Arizona’s economy is growing fastest since 2007, what’s behind the growth?

by Contributor13 Dec 2018

There’s no doubt that 2018 has been a hectic year for the American economy. Investors have seen the single longest bull run in equities market history this year as well as a subsequent decline as tensions rise around international trade concerns. Growing consistently since the 2008 financial crisis, the US economy has been doing exceedingly well.

However, some areas of the country are doing significantly better than others. One state in particular, Arizona, is growing the fastest it has since before the Great Recession in 2007 and is expected to outpace the national average GDP growth in 2018, with the Arizona economy already advancing 4.2% year over year in Q1 2018. That puts the state in the top five states with the fastest growing economy, according to a report from BMO Capital Markets. But what’s causing the growth, and what does the future of the state look like moving forward?

What’s the Cause?
Likely the most impactful cause for Arizona’s economic growth is the country’s broader economic expansion over the year. In Q2 of 2018, US real GDP expanded at an annual rate of 4.2%, which was the fastest pace in nearly four years as BMO expects an average growth of 2.8% for the year as a whole. For Arizona in particular, some economists contribute the state’s economic growth to efforts from officials to attract more talent and job — an effort that’s paying off as the state is set to outpace the national average growth. 
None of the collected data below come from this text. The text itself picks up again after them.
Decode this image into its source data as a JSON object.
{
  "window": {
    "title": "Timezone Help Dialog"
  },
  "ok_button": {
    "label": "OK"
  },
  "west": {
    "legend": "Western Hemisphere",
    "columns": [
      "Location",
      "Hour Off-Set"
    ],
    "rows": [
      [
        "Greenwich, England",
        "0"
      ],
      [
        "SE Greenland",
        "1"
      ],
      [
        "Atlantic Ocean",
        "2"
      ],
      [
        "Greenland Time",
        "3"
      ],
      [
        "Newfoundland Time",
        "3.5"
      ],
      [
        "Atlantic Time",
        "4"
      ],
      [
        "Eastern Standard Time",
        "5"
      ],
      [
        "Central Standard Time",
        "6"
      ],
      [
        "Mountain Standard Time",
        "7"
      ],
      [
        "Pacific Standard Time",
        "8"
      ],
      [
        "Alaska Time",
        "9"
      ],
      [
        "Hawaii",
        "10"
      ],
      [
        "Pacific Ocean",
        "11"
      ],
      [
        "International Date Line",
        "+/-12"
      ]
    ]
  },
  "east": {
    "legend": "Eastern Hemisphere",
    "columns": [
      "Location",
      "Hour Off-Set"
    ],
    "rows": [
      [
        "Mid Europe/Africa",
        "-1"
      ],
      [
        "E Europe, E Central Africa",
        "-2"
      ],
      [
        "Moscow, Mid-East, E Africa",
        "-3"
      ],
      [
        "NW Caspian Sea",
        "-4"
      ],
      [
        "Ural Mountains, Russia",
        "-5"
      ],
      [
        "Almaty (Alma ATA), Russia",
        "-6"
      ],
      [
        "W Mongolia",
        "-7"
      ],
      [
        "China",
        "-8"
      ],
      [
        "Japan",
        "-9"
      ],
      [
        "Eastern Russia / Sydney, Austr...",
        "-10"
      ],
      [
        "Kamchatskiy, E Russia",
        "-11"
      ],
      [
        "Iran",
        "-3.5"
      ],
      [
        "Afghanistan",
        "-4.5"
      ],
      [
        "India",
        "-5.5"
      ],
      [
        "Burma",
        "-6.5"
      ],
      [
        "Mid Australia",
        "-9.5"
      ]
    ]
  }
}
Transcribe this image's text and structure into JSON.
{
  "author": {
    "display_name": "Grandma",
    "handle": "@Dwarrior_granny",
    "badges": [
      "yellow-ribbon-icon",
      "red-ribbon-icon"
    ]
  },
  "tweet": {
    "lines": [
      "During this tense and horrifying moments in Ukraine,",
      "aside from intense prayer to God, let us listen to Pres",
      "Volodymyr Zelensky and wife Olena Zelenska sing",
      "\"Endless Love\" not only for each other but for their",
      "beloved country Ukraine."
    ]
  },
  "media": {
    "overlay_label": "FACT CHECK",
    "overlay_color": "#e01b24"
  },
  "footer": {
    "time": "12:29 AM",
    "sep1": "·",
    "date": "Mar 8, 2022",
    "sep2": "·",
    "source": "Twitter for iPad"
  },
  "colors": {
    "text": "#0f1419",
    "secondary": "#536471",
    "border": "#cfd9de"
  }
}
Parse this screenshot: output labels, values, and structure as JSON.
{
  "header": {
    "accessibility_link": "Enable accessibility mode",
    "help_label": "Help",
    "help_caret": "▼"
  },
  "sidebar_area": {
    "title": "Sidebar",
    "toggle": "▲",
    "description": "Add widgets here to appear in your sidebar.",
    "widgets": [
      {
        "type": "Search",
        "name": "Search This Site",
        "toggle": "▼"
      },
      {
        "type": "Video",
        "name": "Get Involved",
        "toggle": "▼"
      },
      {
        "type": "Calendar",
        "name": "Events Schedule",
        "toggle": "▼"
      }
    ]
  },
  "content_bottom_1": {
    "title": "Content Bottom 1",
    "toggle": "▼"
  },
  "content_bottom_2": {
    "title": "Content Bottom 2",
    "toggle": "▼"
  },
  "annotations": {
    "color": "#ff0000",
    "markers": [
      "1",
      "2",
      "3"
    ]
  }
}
Jim Rounds, an economist with Rounds Consulting Group, sees growth as a result of state decisions, saying that:

“Incomes are going up because of the state’s aggressive efforts to not just add jobs, but to add higher wage jobs, and to become a hub for innovation and entrepreneurship. In a very short period of time the state went from being reactive to proactive when it comes to building the economy. Lots of things matter, including regulatory reform, competitive tax policy, and marketing of the state’s assets. Good public policy is what’s driving these numbers up.”

Leading the Charge: Real Estate and Manufacturing
At the forefront of economic growth in Arizona are two industries, manufacturing and real estate. Manufacturing was the largest contributor with an impressive gain of 8.5% year over year, according to BMO. Behind manufacturing, the real estate industring was the second largest factor, contributing 15.5 percent to the state’s GDP.

Growth in government expenditures, healthcare, finance, and insurance all followed the primary drivers to contribute to the successful growth in the state. Over the same time period, the labor force is growing in Arizona with incomes rising as well. BMO reported that incomes rose 4.1 percent throughout 2017 and are projected to climb 5 percent by the end of 2018. Besides being good for employees, rising incomes have also proven beneficial for the real estate industry with BMO’s report noting that:

“The strong growth in the labor force is keeping housing demand strong. However, lean inventories are constraining sales...In consequence, prices climbed at a rapid 9.0% y/y clip in Q1 and look to have continued at that pace since….Overall housing starts have trended firmly higher and building permits point to further gains.”

With income and housing starts trending upward in a healthy direction, the need for home warranties in Arizona is skyrocketing as well. Due to a lacking inventory in the state, home prices are going up and with those larger investments, consumers are looking to protect their assets for the long haul. Increases in home warranty purchases and declining delinquencies in the state indicate that buyers are planning to hold and preserve the properties they’re acquiring. 

The Takeaway
While the economy has been growing across the US as a whole over recent years, some states are moving forward at a faster pace than others. Arizona is one of those states above the average as it continues to see higher incomes, a greater demand for homes, and developers looking to catch up as housing starts rise — along with prices in the meantime. The success can be contributed to the economic growth of the country as a whole as well as the state’s aggressive efforts to get more businesses, people, and jobs into the state. Whatever Arizona’s plan is, it appears to be working well.